The Molotovs ne sortent pas de nulle part. Avant même ce premier album, le duo londonien formé par Mathew et Issey Cartlidge s’est forgé une vraie réputation sur scène, à force de concerts et de premières parties marquantes. Ils ont joué devant des publics venus pour Sex Pistols, Blondie, The Libertines, Iggy Pop ou encore The Damned, et cette école là laisse des traces.

Quand Wasted On Youth arrive, on sent tout de suite que ce disque n’a pas été pensé dans une bulle, mais construit au contact du live, du bruit et de la foule.
L’album va droit au but. Le son est sec, nerveux, sans gras inutile.
Rien ne sonne figé ou trop propre, on a l’impression que chaque titre pourrait être rejoué tel quel sur scène le soir même. Ça joue vite, ça cogne juste, et surtout ça avance sans se poser trop de questions.
Ce qui frappe, c’est l’énergie constante. Même quand le groupe ralentit légèrement, il ne lâche jamais la tension pour autant. La guitare est frontale, les rythmes serrés, et les refrains accrochent sans chercher à flatter. On sent un groupe qui veut faire du bruit maintenant, pas dans dix ans, et qui refuse de se calmer pour rentrer dans un moule. Ce n’est pas un disque qui cherche à réinventer le punk ou le rock britannique, mais plutôt à les faire vivre avec sincérité et urgence.
Les textes restent simples, directs, souvent ancrés dans cette sensation d’être jeune, pressé, un peu coincé par ce qui entoure. Il n’y a pas de posture compliquée ni de grandes leçons, juste l’envie de dire les choses franchement, sans filtre.
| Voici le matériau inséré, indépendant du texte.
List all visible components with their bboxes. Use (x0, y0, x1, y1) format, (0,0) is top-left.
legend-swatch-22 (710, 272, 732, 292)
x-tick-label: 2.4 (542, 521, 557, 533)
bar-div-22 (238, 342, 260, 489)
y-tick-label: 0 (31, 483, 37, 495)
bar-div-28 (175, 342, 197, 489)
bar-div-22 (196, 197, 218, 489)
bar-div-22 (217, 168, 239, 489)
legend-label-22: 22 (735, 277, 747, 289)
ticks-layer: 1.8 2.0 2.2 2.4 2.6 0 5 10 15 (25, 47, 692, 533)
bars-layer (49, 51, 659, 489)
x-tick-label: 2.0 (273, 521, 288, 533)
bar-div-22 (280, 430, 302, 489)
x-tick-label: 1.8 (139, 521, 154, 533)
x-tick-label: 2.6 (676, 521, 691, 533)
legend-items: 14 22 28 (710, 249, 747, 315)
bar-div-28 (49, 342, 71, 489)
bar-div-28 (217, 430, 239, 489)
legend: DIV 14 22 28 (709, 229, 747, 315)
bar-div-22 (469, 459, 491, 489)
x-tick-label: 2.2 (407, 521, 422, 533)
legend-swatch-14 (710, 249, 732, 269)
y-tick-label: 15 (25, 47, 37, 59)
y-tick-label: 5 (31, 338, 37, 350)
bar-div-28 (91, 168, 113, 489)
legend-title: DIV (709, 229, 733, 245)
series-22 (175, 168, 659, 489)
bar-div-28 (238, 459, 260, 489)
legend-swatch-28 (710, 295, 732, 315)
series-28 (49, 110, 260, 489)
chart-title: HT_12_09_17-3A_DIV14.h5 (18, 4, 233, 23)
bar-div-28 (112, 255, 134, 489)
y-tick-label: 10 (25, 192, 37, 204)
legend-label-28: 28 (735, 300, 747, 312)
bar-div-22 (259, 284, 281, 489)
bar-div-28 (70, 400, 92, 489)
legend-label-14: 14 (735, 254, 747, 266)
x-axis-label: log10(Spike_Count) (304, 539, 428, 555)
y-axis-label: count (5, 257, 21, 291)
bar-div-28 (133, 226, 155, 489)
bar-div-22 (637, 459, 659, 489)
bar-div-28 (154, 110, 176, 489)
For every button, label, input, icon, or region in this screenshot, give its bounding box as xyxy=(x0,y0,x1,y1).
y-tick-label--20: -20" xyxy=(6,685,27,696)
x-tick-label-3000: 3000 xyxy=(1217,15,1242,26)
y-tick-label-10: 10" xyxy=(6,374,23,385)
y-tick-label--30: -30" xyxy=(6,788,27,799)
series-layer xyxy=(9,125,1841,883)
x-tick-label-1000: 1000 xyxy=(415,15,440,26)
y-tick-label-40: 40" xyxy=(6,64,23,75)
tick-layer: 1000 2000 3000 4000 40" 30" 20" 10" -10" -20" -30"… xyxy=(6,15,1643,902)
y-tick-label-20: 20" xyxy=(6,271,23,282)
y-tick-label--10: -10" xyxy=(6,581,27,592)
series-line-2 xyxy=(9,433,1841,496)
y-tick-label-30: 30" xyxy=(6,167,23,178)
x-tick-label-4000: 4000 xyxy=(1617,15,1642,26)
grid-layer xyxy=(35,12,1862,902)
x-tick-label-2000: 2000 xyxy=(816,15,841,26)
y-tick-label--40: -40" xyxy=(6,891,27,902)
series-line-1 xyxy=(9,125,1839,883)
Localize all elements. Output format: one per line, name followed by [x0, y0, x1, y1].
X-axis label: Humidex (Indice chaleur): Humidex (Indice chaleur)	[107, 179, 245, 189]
Ça donne des morceaux qui parlent de liberté, de frustration, de désir de mouvement, et ça colle parfaitement à l’énergie du groupe.
Au final, Wasted On Youth ressemble à ce qu’on attend d’un premier album réussi, un disque qui pose les bases, qui montre d’où vient le groupe et où il veut aller, sans tricher ni surjouer. The Molotovs ne donnent pas l’impression de débutants, malgré leur jeune âge 17 et 19 ans, mais au contraire d'être des musiciens déjà aguerris, portés par la scène et par une envie claire de faire du rock vivant, bruyant et sincère. Un album qui se veut imparfait, mais qui sonne juste et c’est ce qui compte le plus.